Is the goal of offering a great customer experience only something for marketing to worry about? If marketing was the only department inconvenienced by bad customer service, that might be the case. But poor customer experiences lead to a drop in sales, a flagging of the brand’s reputation and more work to recover for everyone. In other words, lousy customer support is the entire organization’s problem. So why shouldn’t it be the entire organization’s responsibility?
A great customer experience (CX) comes from all departments. It not only comes from marketing and the contact center but also accounting (in case of billing errors or other problems), shipping and warehousing, operations and purchasing (in case of bad products), sales and the executive layer. In a recent blog post for Win the Customer, NICE’s Yair Lehrer writes that, though the goal to further the customer experience is the same, each department will have its own key performance indicators (KPIs) to measure how they’re doing on the customer experience front. And, of course, they need to balance keeping the CX high with their other tasks and purposes.
“For example, many organizations have to verify a customer identity at the beginning of a call,” wrote Lehrer. “To do this, often companies will ask a number of verification questions such as a mother’s maiden name, the make of a first car owned, or favorite ice cream flavor. Though verification may be a valid requirement, it is no less frustrating having to answer a string of questions when calling to complain about a problem.”
In this instance, the IT department or contact center would benefit from the purchase of an authentication solution that is both secure and easy (perhaps by using voice biometrics, which eliminate the need for every customer to remember their favorite childhood pet’s name). The result is that IT has done its job – kept customer data secure – but did it in a way that improved the customer experience.
“The key to balancing customer experience with other initiatives is by utilizing technology which can ensure CX levels are high, while simultaneously meeting other company agendas,” wrote Lehrer.
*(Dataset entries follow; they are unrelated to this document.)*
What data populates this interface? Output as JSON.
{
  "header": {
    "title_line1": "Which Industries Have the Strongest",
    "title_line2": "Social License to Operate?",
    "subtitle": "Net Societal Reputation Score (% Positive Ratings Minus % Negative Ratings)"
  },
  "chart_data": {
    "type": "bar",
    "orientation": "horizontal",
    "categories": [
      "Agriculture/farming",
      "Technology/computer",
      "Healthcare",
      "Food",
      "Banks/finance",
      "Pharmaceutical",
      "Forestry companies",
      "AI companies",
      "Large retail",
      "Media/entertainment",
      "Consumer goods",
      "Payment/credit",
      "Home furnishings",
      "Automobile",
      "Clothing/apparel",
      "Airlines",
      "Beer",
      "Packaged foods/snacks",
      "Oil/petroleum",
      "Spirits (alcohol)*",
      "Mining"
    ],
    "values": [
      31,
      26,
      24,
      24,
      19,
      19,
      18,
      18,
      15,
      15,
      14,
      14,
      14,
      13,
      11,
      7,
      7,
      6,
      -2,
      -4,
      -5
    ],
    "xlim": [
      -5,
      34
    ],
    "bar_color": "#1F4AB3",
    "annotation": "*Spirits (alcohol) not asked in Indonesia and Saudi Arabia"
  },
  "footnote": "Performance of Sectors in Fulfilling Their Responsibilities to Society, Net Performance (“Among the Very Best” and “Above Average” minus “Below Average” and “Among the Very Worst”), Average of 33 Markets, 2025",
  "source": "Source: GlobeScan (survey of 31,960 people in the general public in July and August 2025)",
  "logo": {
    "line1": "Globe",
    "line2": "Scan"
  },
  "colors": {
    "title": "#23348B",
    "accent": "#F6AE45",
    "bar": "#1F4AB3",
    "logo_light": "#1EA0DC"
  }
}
Likewise, workforce optimization solutions can help contact centers meet their performance metrics and ensure they’re not paying to over-staff while simultaneously ensuring that the customer experience isn’t suffering in an effort to keep costs down.
It’s tempting to let the customer experience slide so you can hit that sales target, that average handle time (AHT) metric in the contact center, or that revenue goal. But when these goals are achieved at the expense of a great customer experience, they’re not really worthy goals anymore.